Another study “Climate change, human security and violent conflict” sheds light on the challenges, climate change creates to human security. It further highlights that climate change could undermine the state’s capacity to provide opportunities and services which are essential to livelihood. Three main points are raised in this research paper: the first is the vulnerability of social groups, local places, and the possibility of violent conflicts due to the challenges of the absence of enough livelihoods. The second is that climate change damages human security by curtailing access to natural resources and marring the quality of natural resources. Third is that climate change affects the state’s capacity to ensure people’s livelihoods. This research paper shows that two indicators decide the level of human insecurity and conflict; the first is the extent to which a nation relies on natural resources and the second is the strength of social institutions to manage change. Four factors create conflict while interacting with climate change; vulnerable livelihoods, poverty, weak state, and migration.

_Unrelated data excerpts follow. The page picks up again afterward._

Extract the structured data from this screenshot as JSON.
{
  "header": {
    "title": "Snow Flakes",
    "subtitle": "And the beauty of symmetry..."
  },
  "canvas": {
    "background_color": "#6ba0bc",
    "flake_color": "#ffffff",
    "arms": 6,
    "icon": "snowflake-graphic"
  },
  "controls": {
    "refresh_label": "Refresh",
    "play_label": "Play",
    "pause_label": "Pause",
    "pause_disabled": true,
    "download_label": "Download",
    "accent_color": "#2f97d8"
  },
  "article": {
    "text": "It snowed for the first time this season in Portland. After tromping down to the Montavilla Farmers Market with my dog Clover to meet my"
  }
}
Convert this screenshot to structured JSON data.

In addition to what has been said, the United Nations Office for the Coordination of Humanitarian Affairs published a paper titled “Understanding the climate-conflict nexus from a humanitarian perspective: a new quantitative approach” which concludes that lower-and lower-middle-income countries are more likely to be hit by climate-conflict nexus.

Given the challenges climate can pose, where does Pakistan stand? It would not be wrong to say that Pakistan may easily be prey to climate change. Pakistan has been going through troubled and troubling times. It possesses almost all the above-mentioned flaws which lead to climate-related challenges. Effective and efficient governance is a prerequisite for combating climate challenges. Sadly, Pakistan’s performance in almost all the indicators of governance is not satisfactory.

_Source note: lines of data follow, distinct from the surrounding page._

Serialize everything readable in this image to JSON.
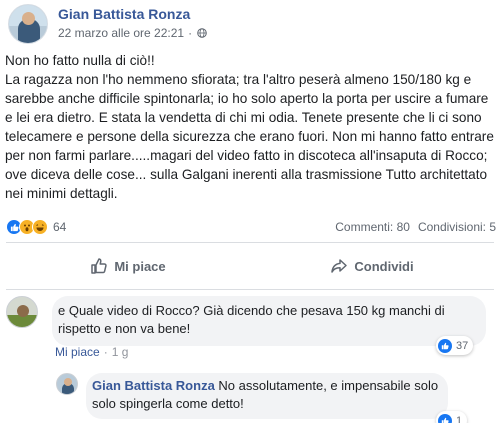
{
  "post": {
    "author": "Gian Battista Ronza",
    "timestamp": "22 marzo alle ore 22:21",
    "separator": "·",
    "text": "Non ho fatto nulla di ciò!!\nLa ragazza non l'ho nemmeno sfiorata; tra l'altro peserà almeno 150/180 kg e sarebbe anche difficile spintonarla; io ho solo aperto la porta per uscire a fumare e lei era dietro. E stata la vendetta di chi mi odia. Tenete presente che li ci sono telecamere e persone della sicurezza che erano fuori. Non mi hanno fatto entrare per non farmi parlare.....magari del video fatto in discoteca all'insaputa di Rocco; ove diceva delle cose... sulla Galgani inerenti alla trasmissione Tutto architettato nei minimi dettagli."
  },
  "reactions": {
    "count": "64",
    "types": [
      "like-icon",
      "wow-icon",
      "haha-icon"
    ],
    "comments_label": "Commenti: 80",
    "shares_label": "Condivisioni: 5"
  },
  "actions": {
    "like_label": "Mi piace",
    "share_label": "Condividi"
  },
  "comments": [
    {
      "author": "",
      "text": "e Quale video di Rocco? Già dicendo che pesava 150 kg manchi di rispetto e non va bene!",
      "like_action": "Mi piace",
      "time": "1 g",
      "likes": "37"
    },
    {
      "author": "Gian Battista Ronza",
      "text": "No assolutamente, e impensabile solo solo spingerla come detto!",
      "likes": "1"
    }
  ],
  "colors": {
    "accent": "#385898",
    "like_blue": "#1877f2",
    "secondary_text": "#606770",
    "bubble_bg": "#f2f3f5"
  }
}
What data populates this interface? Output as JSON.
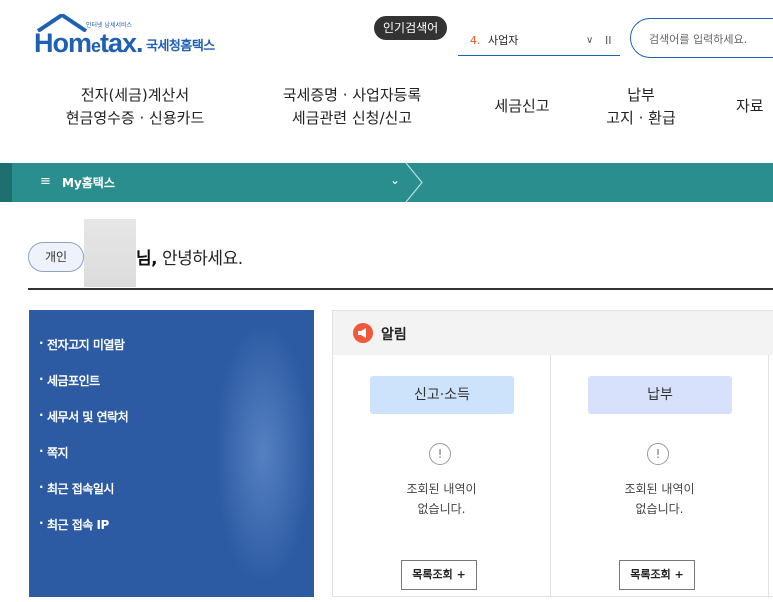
{
  "logo": {
    "small": "인터넷 납세서비스",
    "main_a": "Hom",
    "main_e": "e",
    "main_b": "tax.",
    "sub": "국세청홈택스"
  },
  "popular": {
    "badge": "인기검색어",
    "rank": "4.",
    "keyword": "사업자",
    "chevron": "∨",
    "pause": "II"
  },
  "search": {
    "placeholder": "검색어를 입력하세요."
  },
  "gnb": [
    {
      "line1": "전자(세금)계산서",
      "line2": "현금영수증 · 신용카드"
    },
    {
      "line1": "국세증명 · 사업자등록",
      "line2": "세금관련 신청/신고"
    },
    {
      "line1": "세금신고"
    },
    {
      "line1": "납부",
      "line2": "고지 · 환급"
    },
    {
      "line1": "자료"
    }
  ],
  "mybar": {
    "menu_icon": "≡",
    "title": "My홈택스",
    "dropdown": "⌄"
  },
  "greeting": {
    "badge": "개인",
    "name_suffix": "님,",
    "text": " 안녕하세요."
  },
  "side_menu": [
    {
      "label": "전자고지 미열람"
    },
    {
      "label": "세금포인트"
    },
    {
      "label": "세무서 및 연락처"
    },
    {
      "label": "쪽지"
    },
    {
      "label": "최근 접속일시"
    },
    {
      "label": "최근 접속 IP"
    }
  ],
  "notice": {
    "title": "알림",
    "cards": [
      {
        "head": "신고·소득",
        "color": "#cde3fb",
        "message1": "조회된 내역이",
        "message2": "없습니다.",
        "button": "목록조회 +"
      },
      {
        "head": "납부",
        "color": "#d7e1fb",
        "message1": "조회된 내역이",
        "message2": "없습니다.",
        "button": "목록조회 +"
      }
    ]
  },
  "colors": {
    "brand": "#1e60b3",
    "bar": "#2b8e8e",
    "side": "#2d5ba3",
    "rank": "#e8531b",
    "alert": "#f0583c"
  },
  "icons": {
    "logo_house": "house-icon",
    "alert": "megaphone-icon",
    "warn": "exclamation-icon"
  }
}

Additionally, a hodgepodge of political, social and religious issues is further diverting the attention of the government from this hot issue. Palpably, countries having an agricultural basis are more vulnerable to climate challenges. In contrast to a non-agrarian community, an agrarian society can face more issues such as food insecurity, low production, unavailability of water and unnatural rain patterns. Global Hunger Index shows that Pakistan ranks 92nd out of 116 nations; this could further be worsened due to the apathy towards the climate.

As per the current situation, it does not seem that Pakistan has strong institutions enough to withstand any climate-related challenges. Climate-related issues in conjunction with existing issues (such as tottering economy, inflation-stricken people, poverty, political instability, trust deficit among provinces and migrants from Afghanistan) may exacerbate human security. Research shows that countries already having daunting challenges can witness instability and managerial crisis owing to climate change.

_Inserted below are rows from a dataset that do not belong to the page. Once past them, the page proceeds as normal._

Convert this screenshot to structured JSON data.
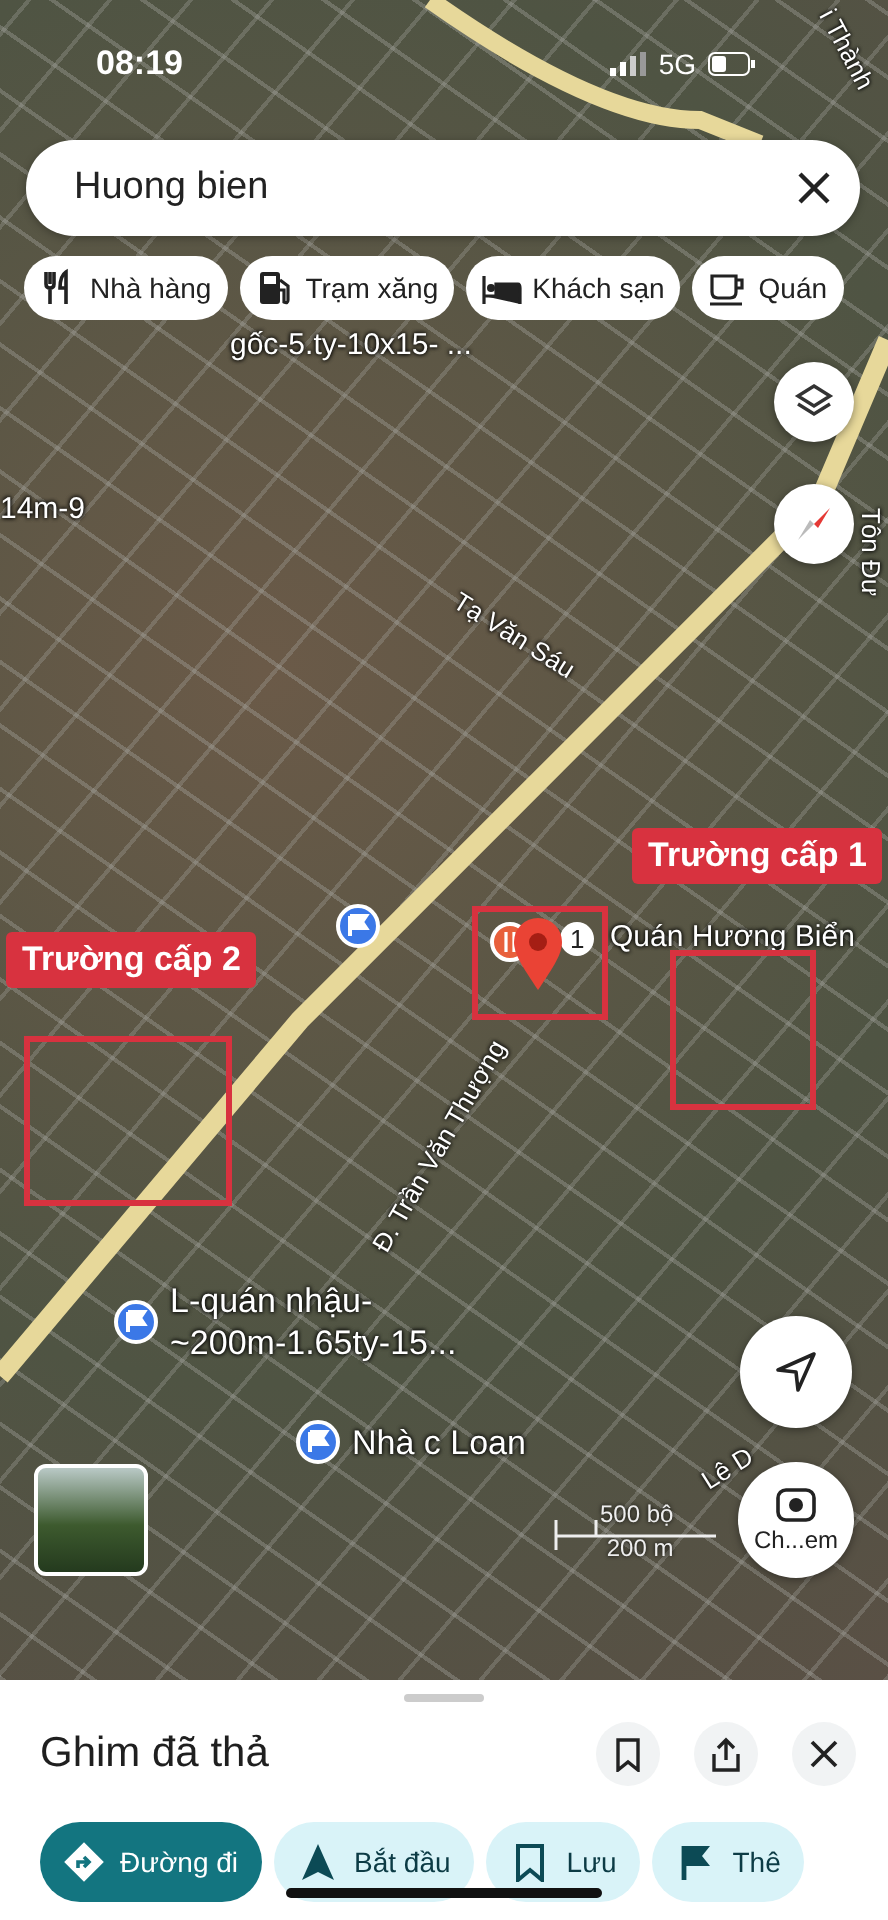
{
  "status_bar": {
    "time": "08:19",
    "network": "5G"
  },
  "search": {
    "value": "Huong bien"
  },
  "chips": [
    {
      "label": "Nhà hàng",
      "kind": "restaurant"
    },
    {
      "label": "Trạm xăng",
      "kind": "fuel"
    },
    {
      "label": "Khách sạn",
      "kind": "hotel"
    },
    {
      "label": "Quán",
      "kind": "cafe"
    }
  ],
  "map": {
    "labels": [
      {
        "text": "i Thành",
        "kind": "street"
      },
      {
        "text": "gốc-5.ty-10x15- ...",
        "kind": "place"
      },
      {
        "text": "14m-9",
        "kind": "place"
      },
      {
        "text": "Tạ Văn Sáu",
        "kind": "street"
      },
      {
        "text": "Tôn Đư",
        "kind": "street"
      },
      {
        "text": "Quán Hương Biển",
        "kind": "place"
      },
      {
        "text": "Đ. Trần Văn Thượng",
        "kind": "street"
      },
      {
        "text": "L-quán nhậu-~200m-1.65ty-15...",
        "kind": "saved"
      },
      {
        "text": "Nhà c Loan",
        "kind": "saved"
      },
      {
        "text": "Lê D",
        "kind": "street"
      }
    ],
    "annotations": [
      "Trường cấp 1",
      "Trường cấp 2"
    ],
    "marker_badge": "1",
    "scale": {
      "imperial": "500 bộ",
      "metric": "200 m"
    },
    "lens_label": "Ch...em"
  },
  "sheet": {
    "title": "Ghim đã thả",
    "actions": [
      {
        "label": "Đường đi",
        "kind": "directions",
        "selected": true
      },
      {
        "label": "Bắt đầu",
        "kind": "start",
        "selected": false
      },
      {
        "label": "Lưu",
        "kind": "save",
        "selected": false
      },
      {
        "label": "Thê",
        "kind": "flag",
        "selected": false
      }
    ]
  }
}
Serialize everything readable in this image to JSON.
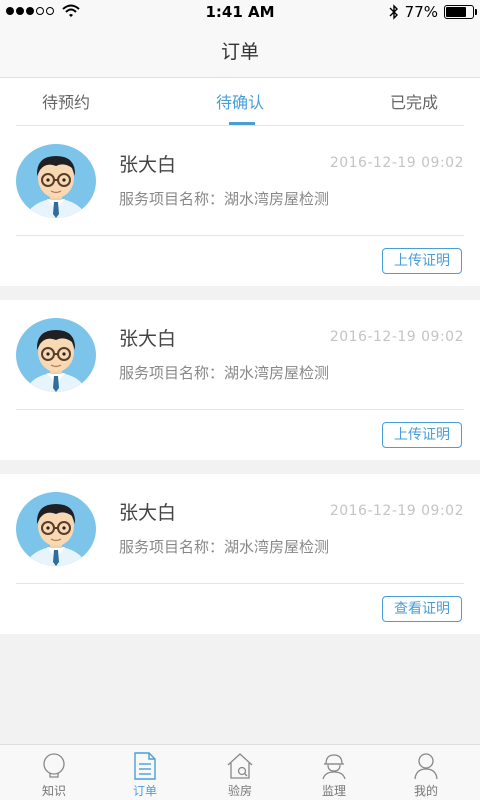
{
  "status_bar": {
    "time": "1:41 AM",
    "battery_text": "77%",
    "battery_level": 0.77,
    "icons": [
      "signal-dots-icon",
      "wifi-icon",
      "bluetooth-icon",
      "battery-icon"
    ]
  },
  "header": {
    "title": "订单"
  },
  "tabs": [
    {
      "label": "待预约",
      "active": false
    },
    {
      "label": "待确认",
      "active": true
    },
    {
      "label": "已完成",
      "active": false
    }
  ],
  "orders": [
    {
      "name": "张大白",
      "datetime": "2016-12-19   09:02",
      "project": "服务项目名称：湖水湾房屋检测",
      "action_label": "上传证明"
    },
    {
      "name": "张大白",
      "datetime": "2016-12-19   09:02",
      "project": "服务项目名称：湖水湾房屋检测",
      "action_label": "上传证明"
    },
    {
      "name": "张大白",
      "datetime": "2016-12-19   09:02",
      "project": "服务项目名称：湖水湾房屋检测",
      "action_label": "查看证明"
    }
  ],
  "tabbar": [
    {
      "label": "知识",
      "icon": "lightbulb-icon",
      "active": false
    },
    {
      "label": "订单",
      "icon": "document-icon",
      "active": true
    },
    {
      "label": "验房",
      "icon": "house-search-icon",
      "active": false
    },
    {
      "label": "监理",
      "icon": "hardhat-worker-icon",
      "active": false
    },
    {
      "label": "我的",
      "icon": "person-icon",
      "active": false
    }
  ],
  "colors": {
    "accent": "#4a9ed8",
    "background": "#f2f2f2",
    "avatar_bg": "#7cc4ea"
  }
}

We are in dire need of a roadmap to face the adverse conditions of climate. Another important thing is educating people about climate change. Many people in cities in general and in rural areas in particular, do not take climate change as an unavoidable issue. It is the need of the hour to make people understand that climate change is a big issue and can be overcome through responsible human behaviour. The media might pay little attention to climate change to apprise people of the gravity of the issue.